The challenge says that your function should return the final dictionary. You don't need to "print" anything.

Also you only need to define the function, not call it (the validation system does that).

Kate Dougherty
Kate Dougherty
8,334 Points

That worked! Thank you, Stephen!

Ariel Waremstein
PLUS
Ariel Waremstein
Courses Plus Student 2,357 Points
Ariel Waremstein
Ariel Waremstein
Courses Plus Student 2,357 Points

I also have the same issue. function is working on my local python but not on challenge.

my version is:

def word_count(sentence):
    words = sentence.lower().split(' ')
    dict_count = {}
    for word in words:
        if word in dict_count.keys():
            dict_count[word] += 1
        else:
            dict_count[word] = 1
    return dict_count

and the local test:

dict_test = word_count("I do not like it Sam I Am")
dict_test
{'i': 2, 'do': 1, 'not': 1, 'like': 1, 'it': 1, 'sam': 1, 'am': 1}
Steven Parker
Steven Parker
231,236 Points
Steven Parker
Steven Parker
231,236 Points

Your error message contains a hint: "Bummer!
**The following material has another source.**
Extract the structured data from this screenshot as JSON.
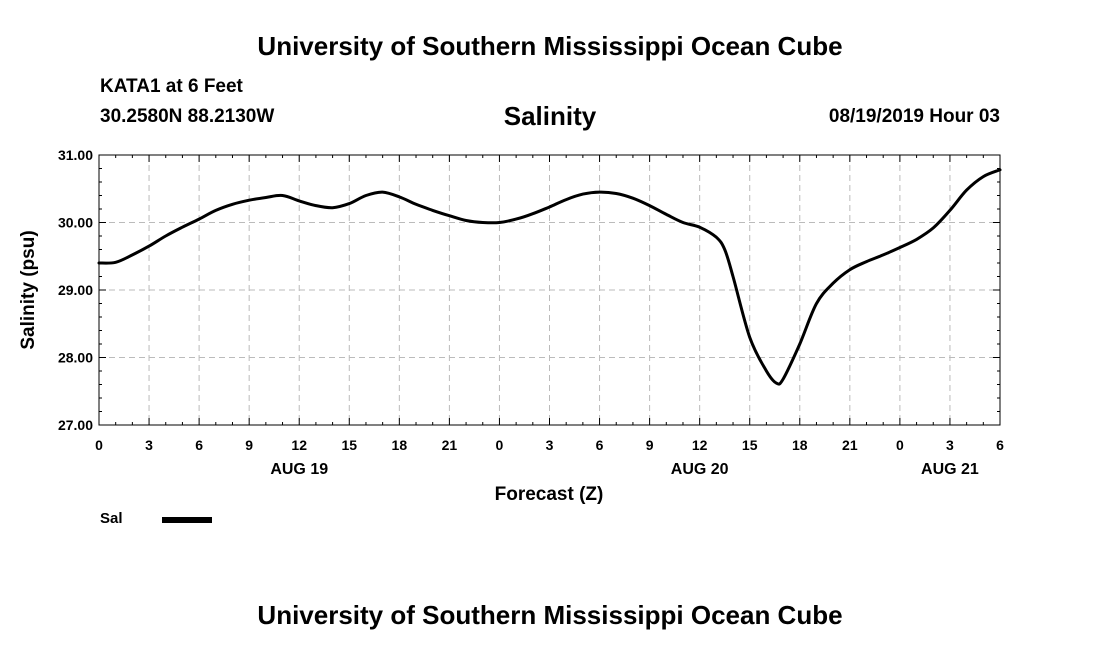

Hmm, didn't get the expected output. Be sure you're lowercasing the string and splitting on all whitespace!"

To split on "all whitespace", the call to "split" should have no argument. Supplying a space argument causes it to split only on explicit space characters.

Ariel Waremstein
PLUS
Ariel Waremstein
Courses Plus Student 2,357 Points
Ariel Waremstein
Ariel Waremstein
Courses Plus Student 2,357 Points

Thank you Steven. It worked! However, I still do not understand why the local python accepts the split(' ')

Steven Parker
Steven Parker
231,236 Points
Steven Parker
Steven Parker
231,236 Points

You probably only tested it with the sample. The actual validation uses multiple passes with other data.